Выслушав мнение любовницы, я сказал:
— Хм, а тогда скажи-ка мне, Эльза, как ты смотришь на то, чтобы вообще все национальности в СССР упразднить, а сделать единую запись. Например, ввести советскую национальность и везде в документах писать «советский человек». Ведь национальность — это анахронизм в стране, строящей коммунизм, где человек человеку друг, товарищ и брат. Не так ли?
— Ну, так, наверное, самое правильное! И почему никто до сих пор не догадался? — одобрила она.
А я развил собственную мысль:
— Тогда получается, что все национальные республики следует упразднить, чтобы СССР стал единым государством.
— Но, тогда все капиталисты обвинят нас, что мы ущемляем права национальностей, — попыталась возразить Эльза.
— Да и наплевать, — сказал я, заткнув ей рот долгим поцелуем.
Глава 36
Лежа рядом с Эльзой, я ловил себя на том, что после прилета из Казани даже не зашел поздороваться с собственной семьей. Молодая жена и маленький ребенок ждали меня в кремлевской квартире, но я, будучи в Кремле, не сделал ни одного шага в их сторону. В который уже раз я корил себя за то, что не испытываю ни к Аллочке, ни к маленькому Рудику тех чувств, которые должен питать к ним нормальный муж и отец. Вот только я и был не совсем нормальным в своем собственном представлении. Хотя бы по той причине, что я не являлся раньше Менжинским, а оказался в его теле совершенно неожиданно. И я не выбирал для себя именно эту семью, которая мне досталась.
Я отдавал себе отчет, что мне тому, которым я был там, в своей прошлой жизни, прожитой мной в будущем, и стал тут, очутившись внезапно в январе 1928 года, гораздо ближе была Эльза. Опытная, опасная и умная, пусть не слишком красивая и молодая, но очень развитая для своего времени женщина, с которой я мог поговорить не только по работе, но и буквально обо всем на свете. Она всегда меня понимала. А если даже Эльза и не могла постичь до конца каких-то деталей, то всегда старалась, ловя на лету каждое мое слово и каждое желание. И я чувствовал, что именно она любит меня по-настоящему, самоотверженно и всей душой. С ней мне было легко, несмотря на всю чудовищную разницу между нами. Ведь она даже не подозревала, кто я на самом деле, как и то, что сама является для меня своеобразным гидом в этой реальности. И, если бы у меня был выбор, то я бы женился на ней, а не на Аллочке, с которой у меня имелось мало общего, зато был общий ребенок.

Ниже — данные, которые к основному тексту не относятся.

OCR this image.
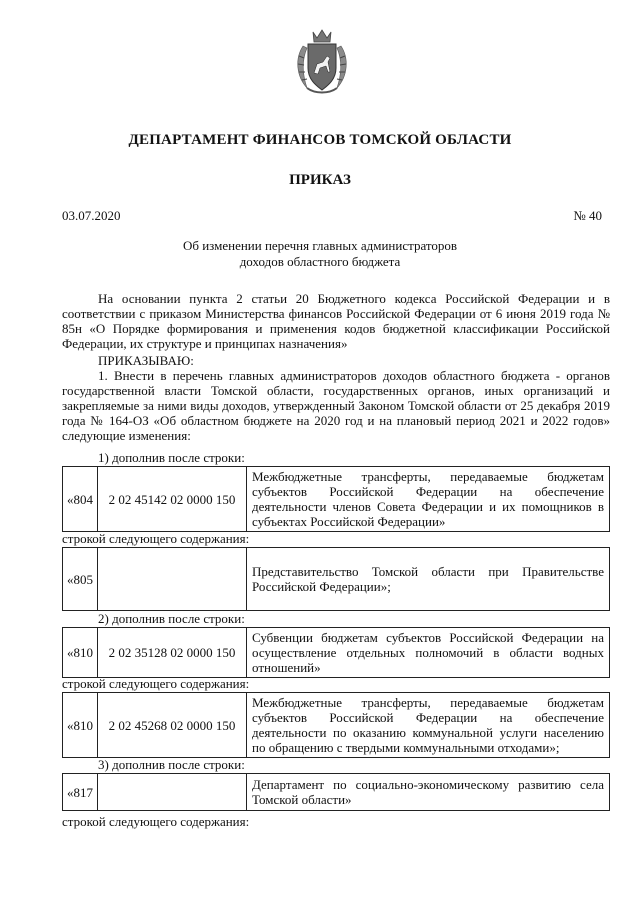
ДЕПАРТАМЕНТ ФИНАНСОВ ТОМСКОЙ ОБЛАСТИ
ПРИКАЗ
03.07.2020	№ 40
Об изменении перечня главных администраторов
доходов областного бюджета
На основании пункта 2 статьи 20 Бюджетного кодекса Российской Федерации и в соответствии с приказом Министерства финансов Российской Федерации от 6 июня 2019 года № 85н «О Порядке формирования и применения кодов бюджетной классификации Российской Федерации, их структуре и принципах назначения»
ПРИКАЗЫВАЮ:
1. Внести в перечень главных администраторов доходов областного бюджета - органов государственной власти Томской области, государственных органов, иных организаций и закрепляемые за ними виды доходов, утвержденный Законом Томской области от 25 декабря 2019 года № 164-ОЗ «Об областном бюджете на 2020 год и на плановый период 2021 и 2022 годов» следующие изменения:
1) дополнив после строки:
«804	2 02 45142 02 0000 150	Межбюджетные трансферты, передаваемые бюджетам субъектов Российской Федерации на обеспечение деятельности членов Совета Федерации и их помощников в субъектах Российской Федерации»
строкой следующего содержания:
«805		Представительство Томской области при Правительстве Российской Федерации»;
2) дополнив после строки:
«810	2 02 35128 02 0000 150	Субвенции бюджетам субъектов Российской Федерации на осуществление отдельных полномочий в области водных отношений»
строкой следующего содержания:
«810	2 02 45268 02 0000 150	Межбюджетные трансферты, передаваемые бюджетам субъектов Российской Федерации на обеспечение деятельности по оказанию коммунальной услуги населению по обращению с твердыми коммунальными отходами»;
3) дополнив после строки:
«817		Департамент по социально-экономическому развитию села Томской области»
строкой следующего содержания:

Можно, конечно, развестись и честно платить алименты, но сейчас я не мог позволить себе ничего подобного. Иначе что обо мне подумают, если в газетах напишут, что новый исполняющий обязанности генсека внезапно бросил жену с маленьким ребенком и женился на своей секретарше? Это будет просто подарком для главреда «Правды» Бухарина! И авторитет мой точно пострадает. Потому я пока не собирался ничего менять, решив для себя, что жена будет и дальше встречать меня дома, оставаясь в неведении относительно конкурентки, а любовница — на работе, прекрасно зная, что у меня есть жена, но смирившись с этим.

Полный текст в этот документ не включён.